Journal of Antivirals & Antiretrovirals
Open Access

ISSN: 1948-5964

Novel approaches for inactivation of viruses for the development of second generation vaccine

2nd World Congress on Virology

August 20-22, 2012 Embassy Suites Las Vegas, USA

Paridhi Gupta, Anuj Sharma, Shelley P Honnold, Manoshi Gayen, Elena K Gaidamakova, Yossef Raviv, Mathias Viard, Kevin B. Spurgers, Robert Blumethal, Michael Parker, Pamela J Glass, Michael J Daly and Radha K Maheshwari

Scientific Tracks Abstracts: J Antivir Antiretrovir

Abstract :

Alphaviruses are highly infectious enveloped viruses that have been identified as emerging infectious pathogens that have credible bioweapon and bioterror capacity. Currently, there is no FDA approved vaccine for any of the alphaviruses. Therefore, development of safe and efficacious vaccine against alphaviruses is urgently required. Traditional methods of virus inactivation for vaccine preparation have inherent drawbacks like poor immunogenicity due to loss or damage of surface epitopes and in some cases incomplete inactivation. Here we describe novel approaches of virus inactivation which result in better immunogenicity and complete inactivation of viruses.
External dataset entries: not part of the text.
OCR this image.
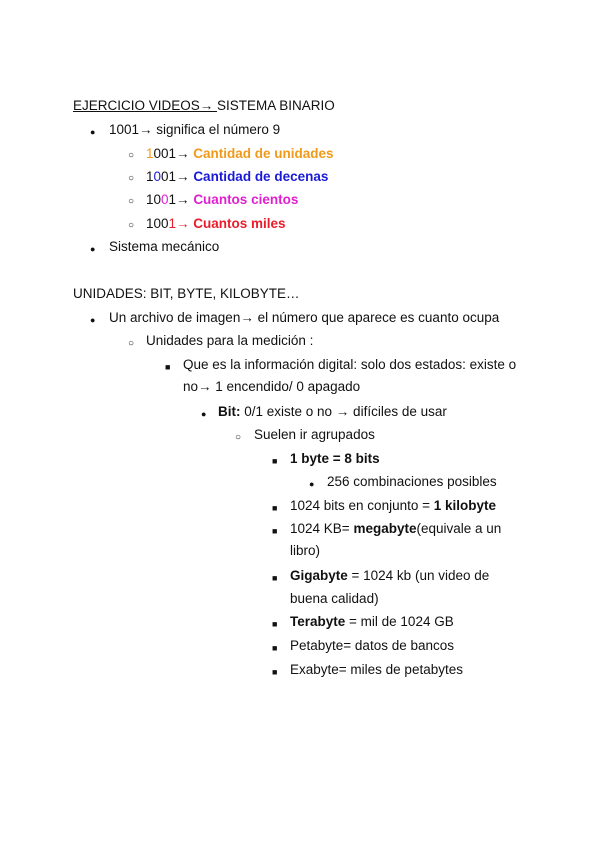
EJERCICIO VIDEOS→ SISTEMA BINARIO
●
1001→ significa el número 9
○
1001→ Cantidad de unidades
○
1001→ Cantidad de decenas
○
1001→ Cuantos cientos
○
1001→ Cuantos miles
●
Sistema mecánico
UNIDADES: BIT, BYTE, KILOBYTE…
●
Un archivo de imagen→ el número que aparece es cuanto ocupa
○
Unidades para la medición :
■
Que es la información digital: solo dos estados: existe o
no→ 1 encendido/ 0 apagado
●
Bit: 0/1 existe o no → difíciles de usar
○
Suelen ir agrupados
■
1 byte = 8 bits
●
256 combinaciones posibles
■
1024 bits en conjunto = 1 kilobyte
■
1024 KB= megabyte(equivale a un
libro)
■
Gigabyte = 1024 kb (un video de
buena calidad)
■
Terabyte = mil de 1024 GB
■
Petabyte= datos de bancos
■
Exabyte= miles de petabytes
A photoactive aryl azide, 1, 5 iodonapthyl azide (INA), was used to inactivate Venezuelan equine encephalitis virus (VEEV) and chikungunya virus (CHIKV). INA has been shown to partition into the hydrophobic domain of the bio-membrane and upon short irradiation with UV light covalently binds to the transmembrane domain of the membrane proteins without affecting their ectodomains. In another approach, we used a radio-protective Mn2+-peptide-phosphate complex, which was originally identified in highly radio-resistant bacteria, Deinococcus radiodurans. VEEV was inactivated by exposing it to supralethal doses of gamma irradiation (up to 50,000 kGy) in the presence of Mn2+-peptide-phosphate complexes. Both the inactivation strategies resulted in completely inactivated and highly immunogenic virus particles. INA treatment resulted in inactivation of the infectious viral genome whereas gamma irradiation resulted in denaturation of the viral genome. INA-inactivated VEEV also protected mice from aerosol challenge with the virulent virus. Our findings show that INA acts by two different mechanism of virus inactivation, one by targeting the viral envelope proteins and second by targeting the infectious RNA genome. These findings present novel approaches towards developing highly immunogenic, safe and completely inactivated second generation viral vaccine(s). This work was supported by funding from the Defense Threat Reduction Agency. Opinions presented here are of the authors and should not be construed as that of USUHS, BITS, DTRA, USAMRIID, NCI or SAIC.